ATC67 migrates from on to off duty

The goal is to create a model that allows legal data sets only.  After all, if only legal data can be entered into the data structures, there is no need for code to check for the consequences of bad data!  More restrictive class models mean less code, less testing, and higher quality from the get-go.  In practice, this can be an elusive goal, but the pursuit causes difficult questions to be asked and answered.  As we will see, the Bad Model fails in this regard.  On to the Bad Model!

A Bad Class Model

Now let’s take a look at the type of UML class model seen on numerous projects and unfortunately encouraged by many books on UML.

A Bad Model

It’s the same application, but a very different model. A superficial comparison will reveal the following differences.

  1. Fewer classes and relationships
  2. Shorter and incomplete names on associations
  3. No referential attribute or identifier tags
  4. Less precise (implementation oriented) data types on attributes
  5. A careful look, taking all the elements together, reveals that some application rules are missing and even stated incorrectly.

First let’s take stock of the superficial differences and then dive into the deeper problems affecting behavioral constraints.

Fewer model elements

There are fewer classes in the Bad Model because on and off duty roles are not modeled. One consequence is that we will have a meaningless value for Time_logged_in for each off duty ATC. This will introduce some if-then logic to the actions and/or statecharts. Also this model is telling the programmer or model compiler to reserve space for an unnecessary attribute. Now this may not be a big deal with a handful of ATC’s, but what if we had thousands? Still it might not matter much, but what if we scattered not-applicables across a multitude of classes? In some systems it is not unusual to have hundreds of thousands of instances. So this is just one small way in which a more compact model can lead to less efficient code. In practice, there are many times when a larger, more detailed class model carries the DNA necessary to spawn a tighter implementation.

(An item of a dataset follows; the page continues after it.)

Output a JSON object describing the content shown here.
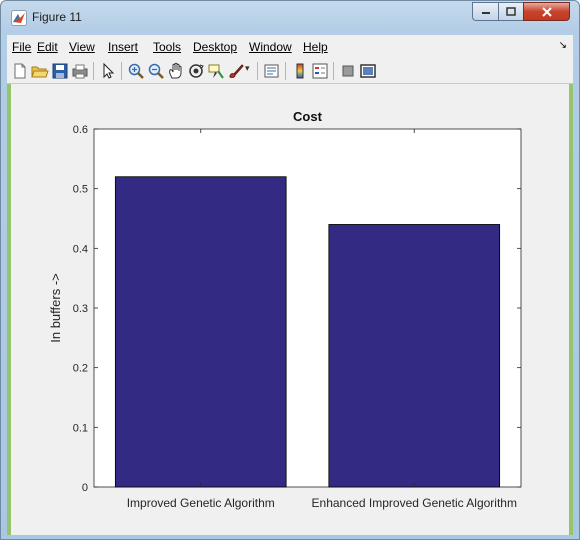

Naturally, less is better, but only as long as it does not come at the cost of expressing application rules. Modeling is all about analysis which means “taking things apart”. Design and implementation, on the other hand, focuses on synthesis, “packing things together”. A modeler performing object oriented analysis strives to divine and expose all of the application rules using as many components as required. The programmer or model compiler maps and repackages the analysis elements as necessary to yield an efficient design on the target platform. This repackaging must account for every modeled rule, though it is perfectly acceptable to reduce the total number of elements in the process. That’s what design is all about - clever packaging!

It is important to understand that the analyst’s and implementer’s goals are often contradictory. A model that attempts to satisfy both purposes simultaneously usually compromises each. You end up with cramped analysis and bloated implementation which is one reason why good programmers often avoid UML. Our goal in keeping design out of the models is to get the best of both worlds.

Shorter names

The common role naming style is used to label associations the Bad Model. Roles are okay if you are creating a class diagram as a more or less direct picture of your code implementation. For analysis purposes, however, verb phrases are much more effective.

In the Bad Model, R1 says that an ATC plays the role of “controller” with respect to zero or many Control Zones. Since it is hard to think of an opposite role “controllee?” it is just left out. The “think of a role name game” is often a waste of time that leads to some pretty stupid names. You don’t have to play word puzzles with verb phrases, though you do need to think about what you really mean.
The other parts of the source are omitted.